Build Your Defenses Before Peak Season
Bayfield County's business community is tightly connected — the Madeline Island Chamber of Commerce runs a weekly newsletter reaching members and the broader community, and annual events from the 4th of July celebration to the October Family Fall Fest bring businesses together throughout the year. Use those networks. Other island members have navigated IT upgrades, switched platforms, and built their own security routines. Ask what's working.
Cybersecurity doesn't require a large budget or a dedicated IT team. It requires a plan, a few foundational tools, and the discipline to act before an incident forces your hand — ideally well before the ferry traffic picks up in June.
Frequently Asked Questions
What if I can't afford cybersecurity software right now?
Start with free resources: NIST's Cybersecurity Framework 2.0 Quick-Start Guide costs nothing, multi-factor authentication is built into most platforms at no extra charge, and CISA publishes no-cost guides specifically for small businesses.

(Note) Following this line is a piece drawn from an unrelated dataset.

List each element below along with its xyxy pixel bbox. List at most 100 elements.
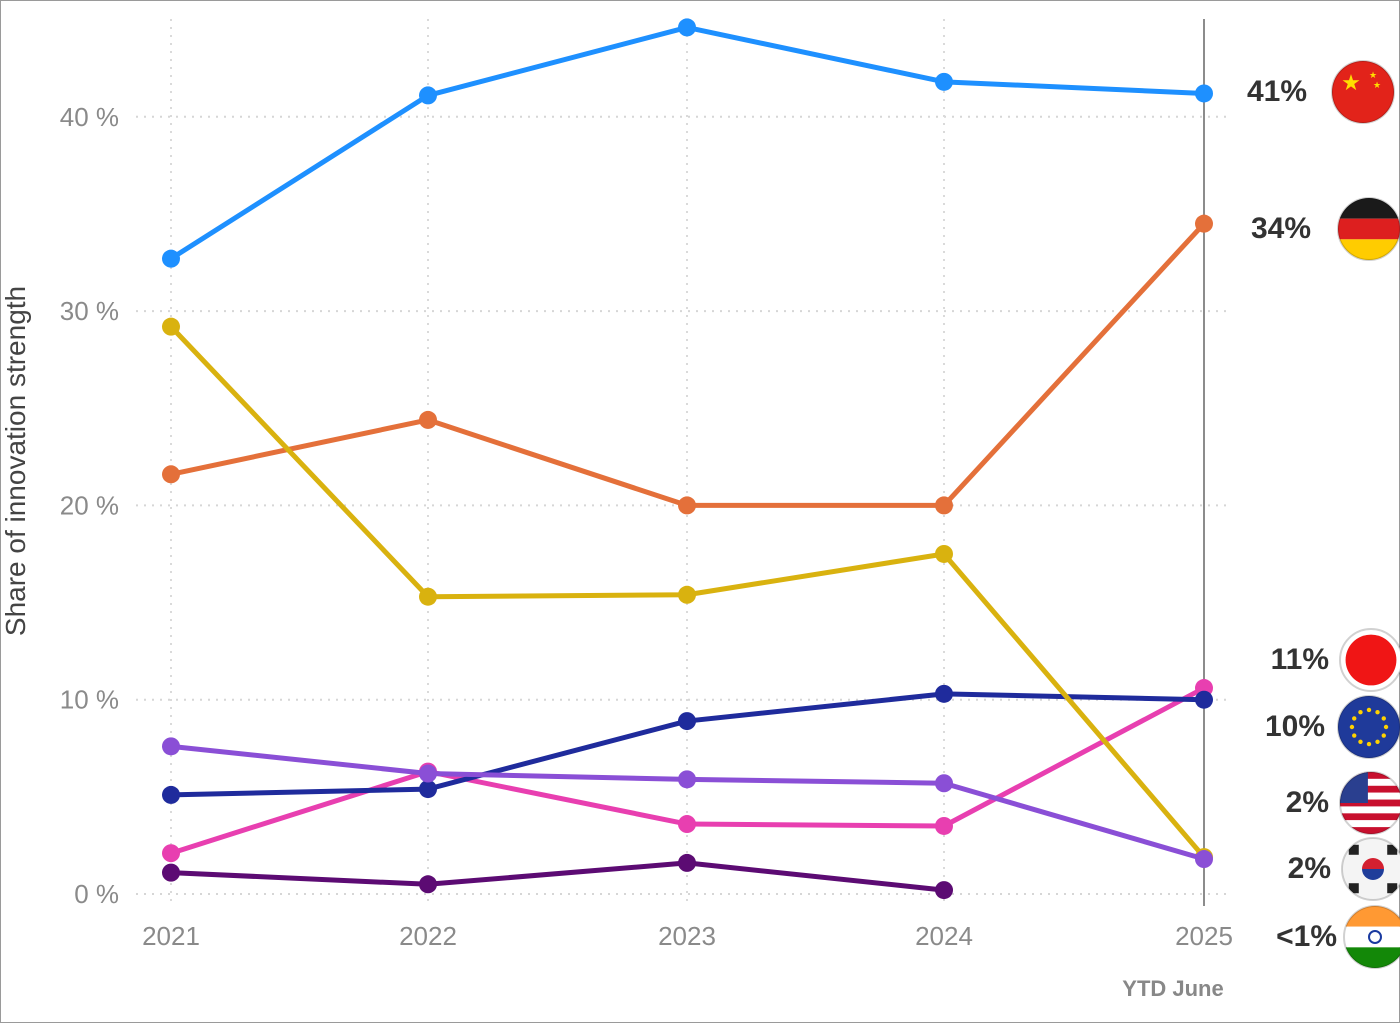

The most expensive cybersecurity failures are almost always the ones that happen with no plan in place.
Free frameworks and built-in security features cover the essentials before you spend a dollar.
Do I need cybersecurity insurance if I already have business insurance?
Standard business insurance typically doesn't cover data breaches, ransomware payments, or the cost of notifying customers after an incident. Cyber liability insurance covers those specific costs. If you store customer payment data, employee records, or vendor contracts digitally, ask your current provider whether a cyber rider can be added to your existing policy.
Cyber insurance covers breach costs — it doesn't prevent them, and it often doesn't come standard.
What should I do immediately if I discover a breach during peak season?
Disconnect the affected device from your network first — don't wait to diagnose the full scope. Reset credentials for connected accounts, notify your software or internet provider, and document what you know. Your one-page response plan should include a brief customer notification template written in advance, so you're not drafting it under pressure at the height of summer.
Write your response plan before peak season — not during an incident.
Am I legally required to notify customers if their data is compromised in Wisconsin?
Yes. Wisconsin law requires businesses to notify affected individuals of data breaches involving personal information — including names combined with financial account numbers, Social Security numbers, or login credentials. Notification must happen "in the most expedient time possible." If you're unsure whether your specific data type qualifies, consult a local attorney before you need to act.
Wisconsin's breach notification law applies to small businesses — know your obligations before an incident, not after.